Carlyle was part of a group that last month sold an eight-story apartment building near Northwestern University in Evanston, Illinois, to Invesco Real Estate for $70 million. The property, 1717 Ridge Ave., opened for leasing in April. In July, a Carlyle venture sold a 280-unit garden-style apartment complex about one mile from North Carolina’s Research Triangle Park employment hub to Irvine, California-based real estate investor Passco Cos. for $28 million.
Recently finished apartments are commanding higher rents than older buildings in cities including Houston and Seattle, where multifamily construction has soared, particularly in the urban core, according to Dallas-based apartment research firm Axiometrics Inc. In Houston, tenants in properties built this year and last were paying 51 percent higher rents than the market average in August, the firm’s data show. In Seattle, leases in new buildings are 30 percent more than the market average and in Washington, 28 percent higher. The figures are for rents after any landlord discounting.
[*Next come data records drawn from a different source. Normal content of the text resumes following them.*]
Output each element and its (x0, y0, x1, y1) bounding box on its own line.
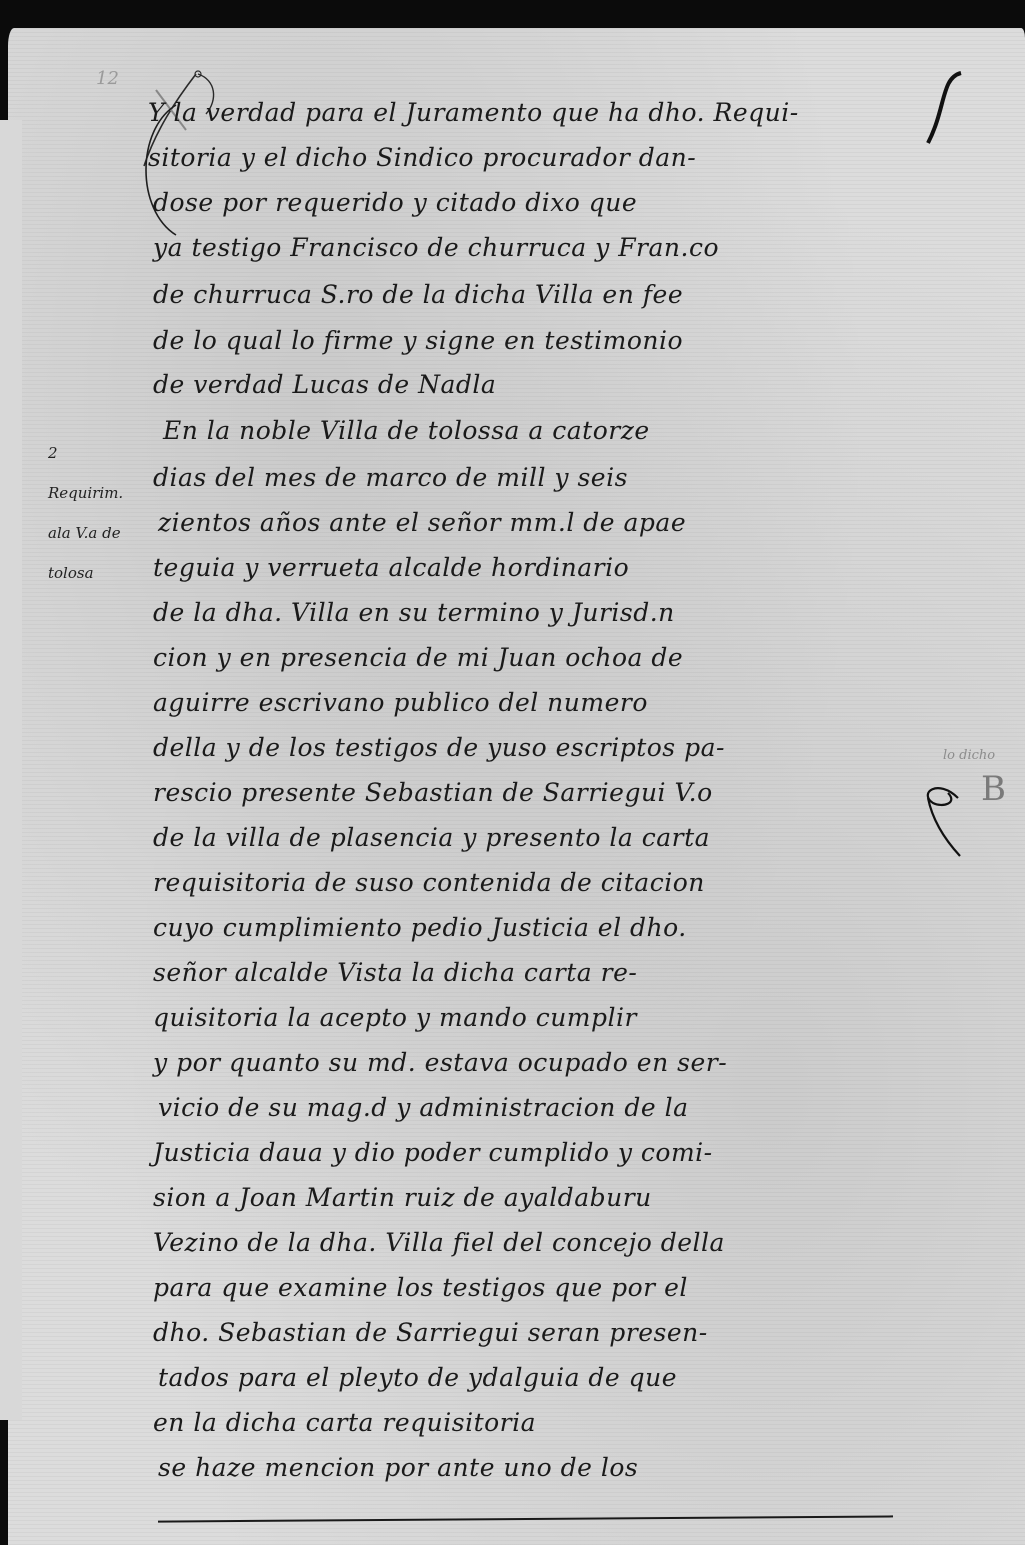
text-line: de la dha. Villa en su termino y Jurisd.… (153, 598, 675, 627)
text-line: en la dicha carta requisitoria (153, 1408, 536, 1437)
margin-note-line: tolosa (48, 553, 138, 593)
text-line: Vezino de la dha. Villa fiel del concejo… (153, 1228, 725, 1257)
text-line: teguia y verrueta alcalde hordinario (153, 553, 629, 582)
text-line: ya testigo Francisco de churruca y Fran.… (153, 233, 719, 262)
folio-number: 12 (96, 68, 119, 89)
text-line: y por quanto su md. estava ocupado en se… (153, 1048, 727, 1077)
text-line: dose por requerido y citado dixo que (153, 188, 637, 217)
text-line: Y la verdad para el Juramento que ha dho… (148, 98, 799, 127)
text-line: cuyo cumplimiento pedio Justicia el dho. (153, 913, 687, 942)
closing-rule-divider (158, 1515, 893, 1522)
text-line: sion a Joan Martin ruiz de ayaldaburu (153, 1183, 652, 1212)
text-line: Justicia daua y dio poder cumplido y com… (153, 1138, 713, 1167)
text-line: rescio presente Sebastian de Sarriegui V… (153, 778, 713, 807)
manuscript-page: 12 2 Requirim. ala V.a de tolosa lo dich… (8, 28, 1025, 1545)
text-line: de verdad Lucas de Nadla (153, 370, 496, 399)
text-line: vicio de su mag.d y administracion de la (158, 1093, 689, 1122)
right-margin-text: lo dicho (943, 748, 995, 763)
text-line: zientos años ante el señor mm.l de apae (158, 508, 686, 537)
text-line: requisitoria de suso contenida de citaci… (153, 868, 705, 897)
margin-note-line: ala V.a de (48, 513, 138, 553)
text-line: señor alcalde Vista la dicha carta re- (153, 958, 637, 987)
top-right-flourish-icon (926, 68, 966, 148)
text-line: para que examine los testigos que por el (153, 1273, 688, 1302)
text-line: de la villa de plasencia y presento la c… (153, 823, 710, 852)
text-line: En la noble Villa de tolossa a catorze (163, 416, 650, 445)
margin-note-line: 2 (48, 433, 138, 473)
text-line: aguirre escrivano publico del numero (153, 688, 648, 717)
text-line: tados para el pleyto de ydalguia de que (158, 1363, 677, 1392)
text-line: se haze mencion por ante uno de los (158, 1453, 638, 1482)
margin-note: 2 Requirim. ala V.a de tolosa (48, 433, 138, 593)
text-line: sitoria y el dicho Sindico procurador da… (148, 143, 696, 172)
right-margin-loop-icon (918, 768, 968, 858)
text-line: de lo qual lo firme y signe en testimoni… (153, 326, 683, 355)
text-line: quisitoria la acepto y mando cumplir (153, 1003, 637, 1032)
text-line: de churruca S.ro de la dicha Villa en fe… (153, 280, 683, 309)
margin-note-line: Requirim. (48, 473, 138, 513)
text-line: della y de los testigos de yuso escripto… (153, 733, 725, 762)
text-line: cion y en presencia de mi Juan ochoa de (153, 643, 683, 672)
right-margin-letter: B (981, 769, 1006, 809)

This year, about 125,000 new units are scheduled to open for leasing, increasing U.S. inventory by 1.3 percent, according to Reis. That jump is almost double the 0.7 percent rise last year and triple the 0.4 percent gain in 2011. The average increase in annual supply from 2000 to 2012 was 0.9 percent.
This year’s estimated completions remain below the average of 141,800 units that came to market in the five years through 2004, before construction dipped, according to Reis data.
Shares of apartment owners are reflecting concern about the outlook. A Bloomberg index of 19 multifamily real estate investment trusts is down about 13 percent from a May high and is the worst-performing in the past 12 months of all REIT property types.
Carlyle shares were little changed at $25.79 at 11:13 a.m. New York time. They have declined 1.3 percent in the past year.
As it sells apartments, Carlyle is focusing investments in areas such as senior housing, self-storage units and manufactured homes, where demand tends to be driven by life changes such as retirement or marriages, and isn’t so closely tied to changes in employment and gross domestic product, Stuckey said.
About one-third of the firm’s real estate investments are in properties that are more directly affected by the economy, such as office and retail.
“Our basic view is we’re in a low-growth environment,” Stuckey said.
Carlyle remains an active investor in New York real estate, including residential developments and office buildings with ground-floor retail, Stuckey said.
In February, Carlyle and ClearRock Properties acquired 920 Broadway, a 17-story office building in the city’s midtown south neighborhood, and are renovating the property. Office rents in the area, a popular district with technology tenants, have grown faster than Carlyle expected, Stuckey said.
Carlyle has two residential projects overlooking the High Line Park in Chelsea, on the far west side of Manhattan.
“With condos, our style is to build smaller projects that benefit from local demand,” he said.
The company has also made profitable exits from investments in the city. Carlyle in June agreed to sell 650 Madison Ave., an office and retail tower in Manhattan’s Plaza District, for $1.3 billion, setting a record per square foot for a U.S. office building.
Manhattan has widened its lead over other U.S. cities in its appeal to international investors, Stuckey said. Wealthy foreigners have flocked to New York trophy real estate after the worst recession since the Great Depression increased the appeal of dollar-based assets.
“It scared people and they want to put their money in safe places,” Stuckey said. “Right now, Manhattan is head and shoulders above the others.”